The Annual Percentage Rate (APR) is used to help you understand the annual cost of borrowing, and includes interest rate charges, and other fees in your agreement, such as administration and option to purchase fees. The APR must be shown, by law, on relevant customer documentation in showrooms, or that has been sent to them, so they can make an informed decision when comparing available finance products.
A balloon, or GMFV, payment is the lump sum deduction from the vehicle’s future residual price at the end of the agreement, that is based on the vehicle’s age and forecast mileage at the end of the contract. The debtor agrees to pay the balloon payment to the lender at the end of finance agreements, such as Personal Contract Purchase, Lease Purchase or similar, to complete it, if they choose to take ownership of the vehicle, rather than to hand the keys back and hire another vehicle. It is important to always check which type of agreement best serves your needs, including whether a balloon payment is expected under the agreement.
A credit agreement is a legally binding contract between the customer and the finance company, that is either signed in the showroom on printed documents, or signed electronically at home or work. It must include details of the loan amount, the term, rates of interest, other charges, and your rights and responsibilities for the duration of the agreement. You will receive a copy of the agreement you have entered, including the terms and conditions.
A credit rating/score is an evaluation undertaken by finance companies when they obtain credit information from bureaus, such as Experian, Equifax or Trans Union; it helps them decide the rate of interest to charge, based on the perceived risk of lending to you.
Having Fixed Rate monthly repayments means that the repayment amounts won’t change for the duration of the agreement; this is ideal for budgeting purposes.
Flat Rate interest is the agreed monthly or annual charge on the finance agreement, which: stays the same throughout the duration of the loan; and excludes other charges, such as any administration or option to purchase fees. However, it is prudent to always ask for the Annual Percentage Rate (APR), which more accurately describes the true cost of the finance.
GAP/RTI Insurance is an add-on type of protection that can help cover the difference between: the market value of the car, and the amount of outstanding finance under your credit agreement (GAP Insurance); or the original purchase price of the car (Return to Invoice GAP). It’s best to shop around for the most suitable GAP Insurance for your needs, as there are various types available on the market.
In agreements such as Personal Contract Purchase, the Guaranteed Minimum Future Value (GMFV) is the total cost of the vehicle, that is deferred until the end of the contract and paid as a ‘balloon’ payment. The finance company forecasts the GMFV at the beginning of the agreement, by considering the vehicle’s age, and the customer’s estimation of how many miles they expect to cover each year. It is important to be realistic with your estimates, as an excess mileage fee will be charged, if the agreed mileage is exceeded.

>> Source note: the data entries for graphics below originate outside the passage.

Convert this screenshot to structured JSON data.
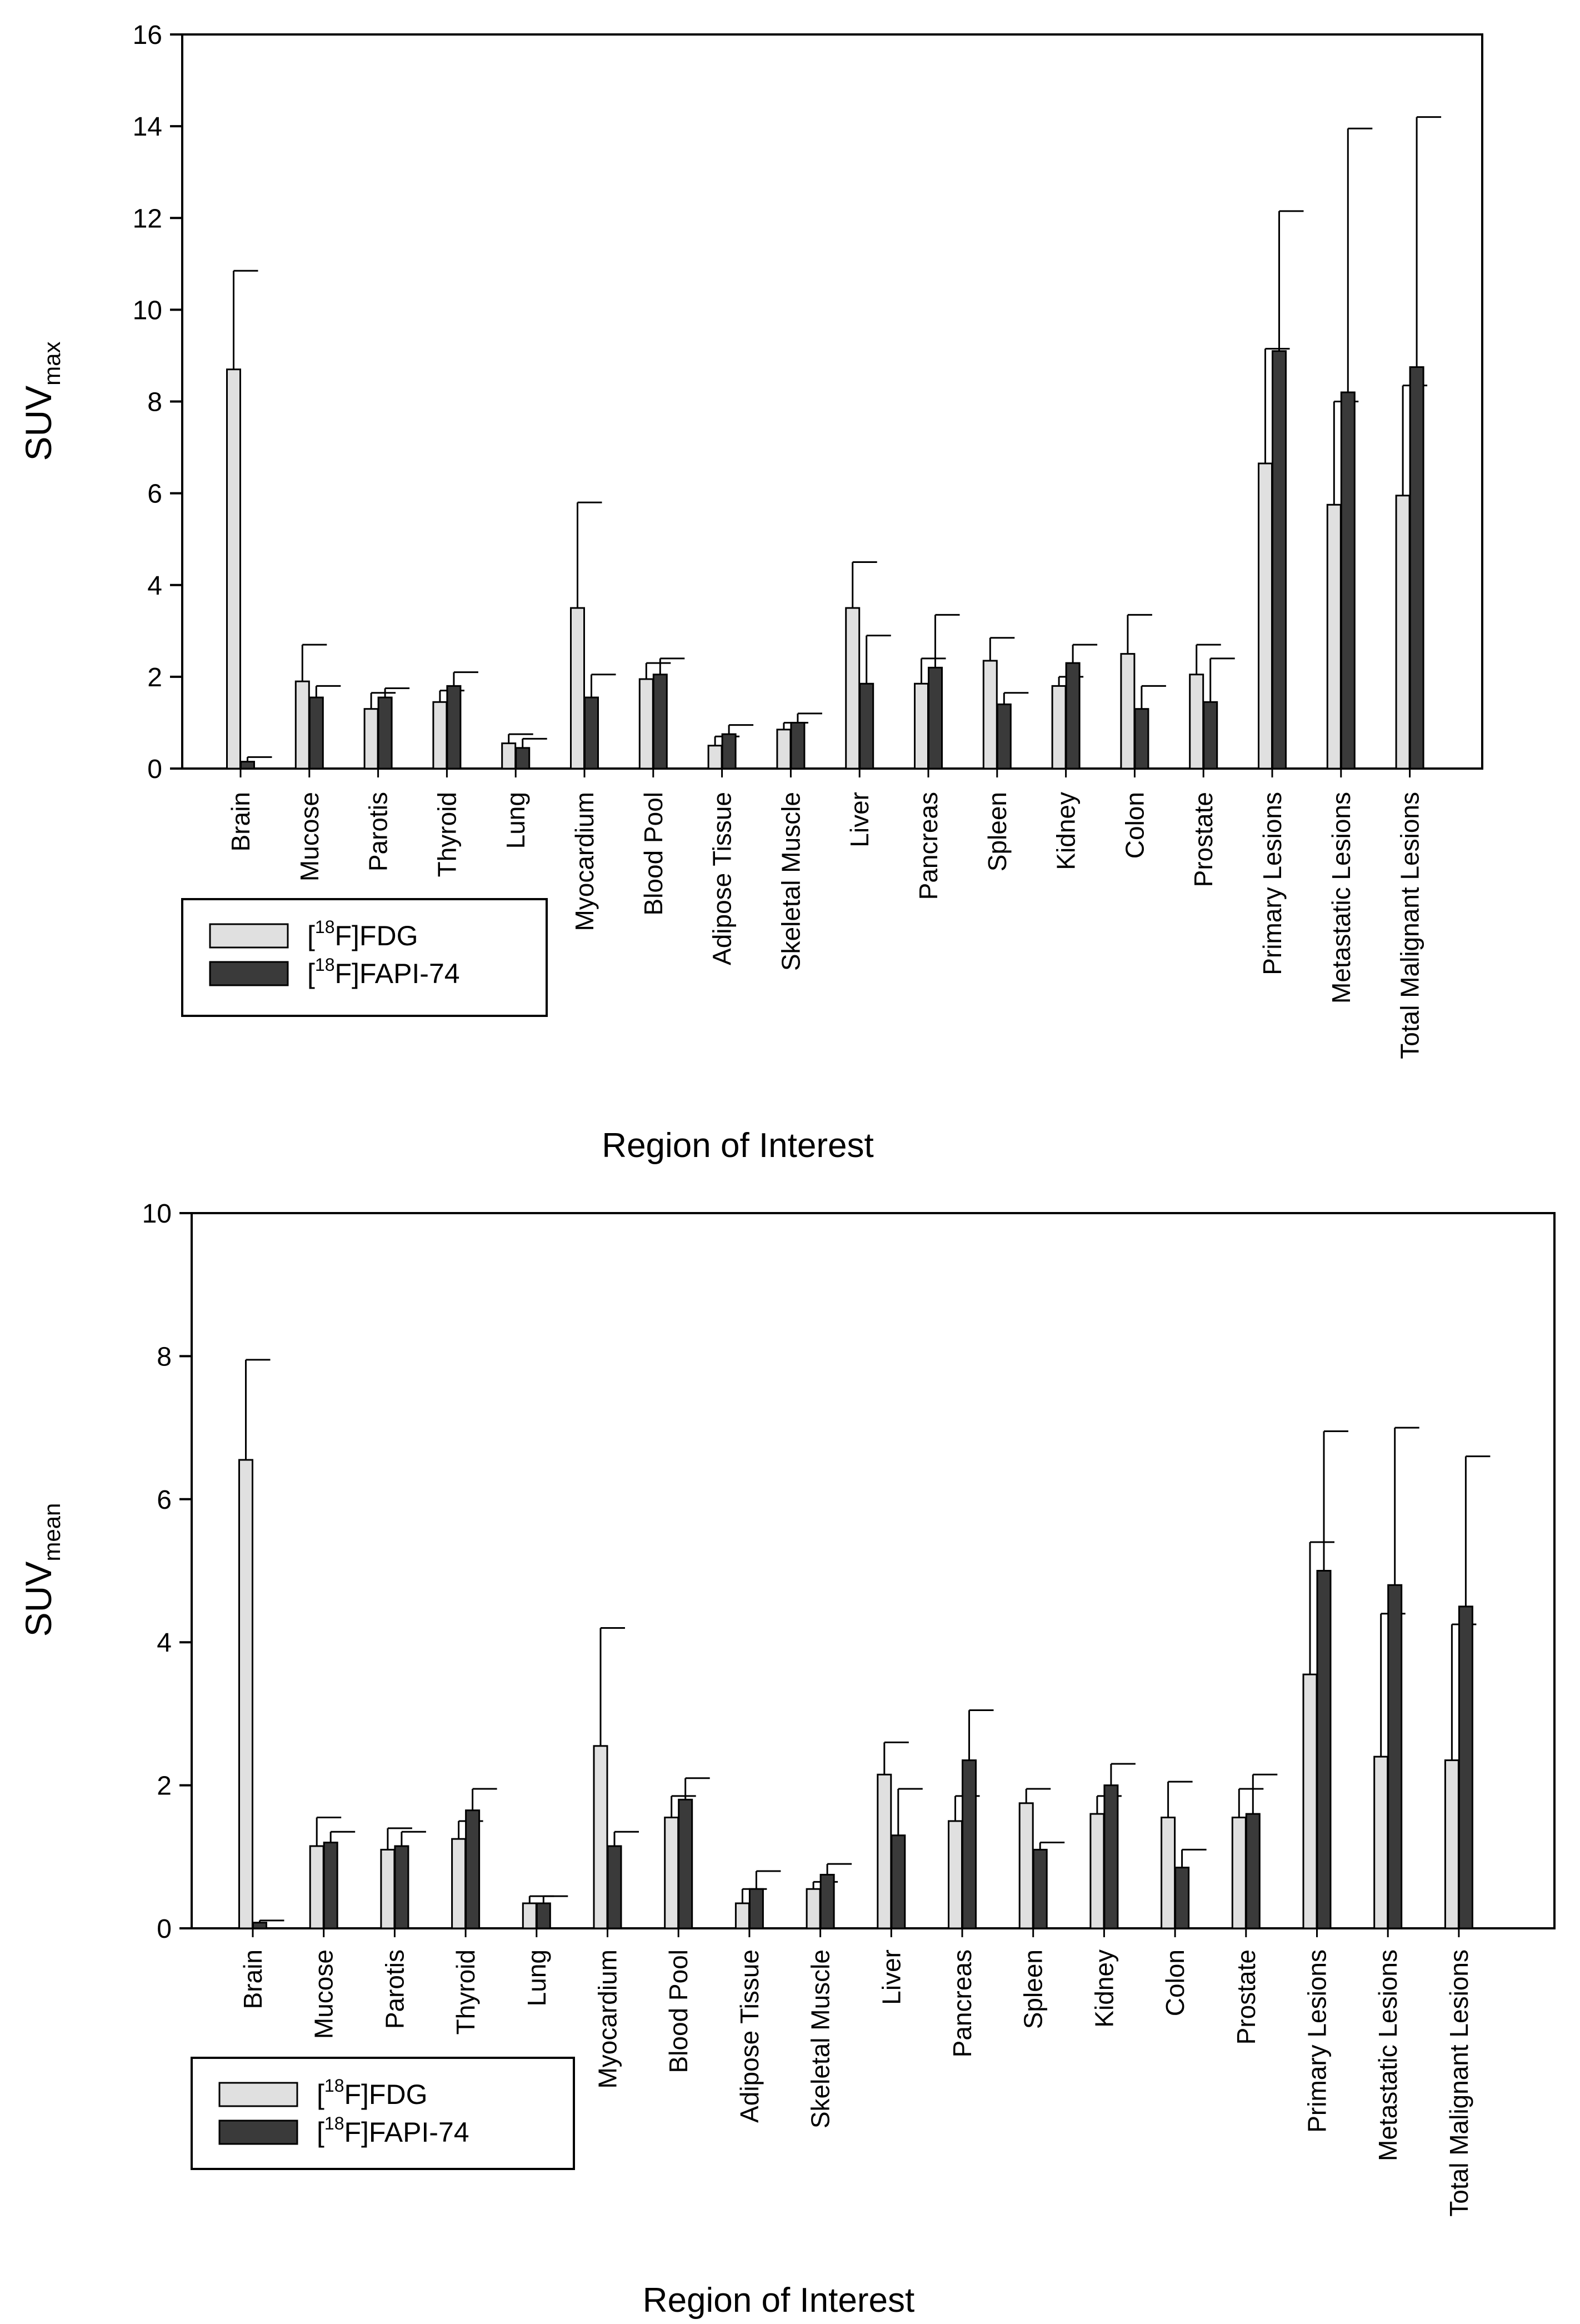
{
  "chart_data": [
    {
      "type": "bar",
      "id": "top",
      "ylabel_main": "SUV",
      "ylabel_sub": "max",
      "xlabel": "Region of Interest",
      "ylim": [
        0,
        16
      ],
      "yticks": [
        0,
        2,
        4,
        6,
        8,
        10,
        12,
        14,
        16
      ],
      "categories": [
        "Brain",
        "Mucose",
        "Parotis",
        "Thyroid",
        "Lung",
        "Myocardium",
        "Blood Pool",
        "Adipose Tissue",
        "Skeletal Muscle",
        "Liver",
        "Pancreas",
        "Spleen",
        "Kidney",
        "Colon",
        "Prostate",
        "Primary Lesions",
        "Metastatic Lesions",
        "Total Malignant Lesions"
      ],
      "series": [
        {
          "name": "FDG",
          "color": "#e0e0e0",
          "values": [
            8.7,
            1.9,
            1.3,
            1.45,
            0.55,
            3.5,
            1.95,
            0.5,
            0.85,
            3.5,
            1.85,
            2.35,
            1.8,
            2.5,
            2.05,
            6.65,
            5.75,
            5.95
          ],
          "errors": [
            2.15,
            0.8,
            0.35,
            0.25,
            0.2,
            2.3,
            0.35,
            0.2,
            0.15,
            1.0,
            0.55,
            0.5,
            0.2,
            0.85,
            0.65,
            2.5,
            2.25,
            2.4
          ]
        },
        {
          "name": "FAPI-74",
          "color": "#3a3a3a",
          "values": [
            0.15,
            1.55,
            1.55,
            1.8,
            0.45,
            1.55,
            2.05,
            0.75,
            1.0,
            1.85,
            2.2,
            1.4,
            2.3,
            1.3,
            1.45,
            9.1,
            8.2,
            8.75
          ],
          "errors": [
            0.1,
            0.25,
            0.2,
            0.3,
            0.2,
            0.5,
            0.35,
            0.2,
            0.2,
            1.05,
            1.15,
            0.25,
            0.4,
            0.5,
            0.95,
            3.05,
            5.75,
            5.45
          ]
        }
      ],
      "legend": [
        {
          "pre": "[",
          "sup": "18",
          "post": "F]FDG",
          "color": "#e0e0e0"
        },
        {
          "pre": "[",
          "sup": "18",
          "post": "F]FAPI-74",
          "color": "#3a3a3a"
        }
      ],
      "legend_position": "bottom-left below axis"
    },
    {
      "type": "bar",
      "id": "bottom",
      "ylabel_main": "SUV",
      "ylabel_sub": "mean",
      "xlabel": "Region of Interest",
      "ylim": [
        0,
        10
      ],
      "yticks": [
        0,
        2,
        4,
        6,
        8,
        10
      ],
      "categories": [
        "Brain",
        "Mucose",
        "Parotis",
        "Thyroid",
        "Lung",
        "Myocardium",
        "Blood Pool",
        "Adipose Tissue",
        "Skeletal Muscle",
        "Liver",
        "Pancreas",
        "Spleen",
        "Kidney",
        "Colon",
        "Prostate",
        "Primary Lesions",
        "Metastatic Lesions",
        "Total Malignant Lesions"
      ],
      "series": [
        {
          "name": "FDG",
          "color": "#e0e0e0",
          "values": [
            6.55,
            1.15,
            1.1,
            1.25,
            0.35,
            2.55,
            1.55,
            0.35,
            0.55,
            2.15,
            1.5,
            1.75,
            1.6,
            1.55,
            1.55,
            3.55,
            2.4,
            2.35
          ],
          "errors": [
            1.4,
            0.4,
            0.3,
            0.25,
            0.1,
            1.65,
            0.3,
            0.2,
            0.1,
            0.45,
            0.35,
            0.2,
            0.25,
            0.5,
            0.4,
            1.85,
            2.0,
            1.9
          ]
        },
        {
          "name": "FAPI-74",
          "color": "#3a3a3a",
          "values": [
            0.08,
            1.2,
            1.15,
            1.65,
            0.35,
            1.15,
            1.8,
            0.55,
            0.75,
            1.3,
            2.35,
            1.1,
            2.0,
            0.85,
            1.6,
            5.0,
            4.8,
            4.5
          ],
          "errors": [
            0.03,
            0.15,
            0.2,
            0.3,
            0.1,
            0.2,
            0.3,
            0.25,
            0.15,
            0.65,
            0.7,
            0.1,
            0.3,
            0.25,
            0.55,
            1.95,
            2.2,
            2.1
          ]
        }
      ],
      "legend": [
        {
          "pre": "[",
          "sup": "18",
          "post": "F]FDG",
          "color": "#e0e0e0"
        },
        {
          "pre": "[",
          "sup": "18",
          "post": "F]FAPI-74",
          "color": "#3a3a3a"
        }
      ],
      "legend_position": "bottom-left below axis"
    }
  ]
}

Hire Purchase (HP) is one of the most popular finance products available. An initial deposit is paid when taking out the agreement, then fixed monthly repayments are made over a set number of months for the duration of hiring the vehicle. The vehicle, therefore, is not legally owned by the customer, even though they are the ‘registered keeper’, until the final repayment, and any administration/option to purchase fees, have been paid.
The Option to Purchase fee is paid to transfer ownership of a vehicle from the finance company to the customer, at the end of finance agreements like Hire Purchase or Personal Contract Purchase.
Personal Contract Purchase (PCP) is a popular way to finance that new vehicle available to individuals, that generally has lower monthly repayments than a comparable HP agreement. The important things to consider with PCP are:
The term is the duration over which you agree to repay the amount of finance borrowed.
Unlike Fixed Rate, Variable Rates of interest can impact the overall cost of your loan, as the interest rate increases or decreases during the lifetime of your agreement, in line with the Bank of England’s base interest (or LIBOR) rate changes. It is, however, less likely that this type of finance agreement will be available in the vehicle finance marketplace, as it’s more common in the mortgage/secured loan markets.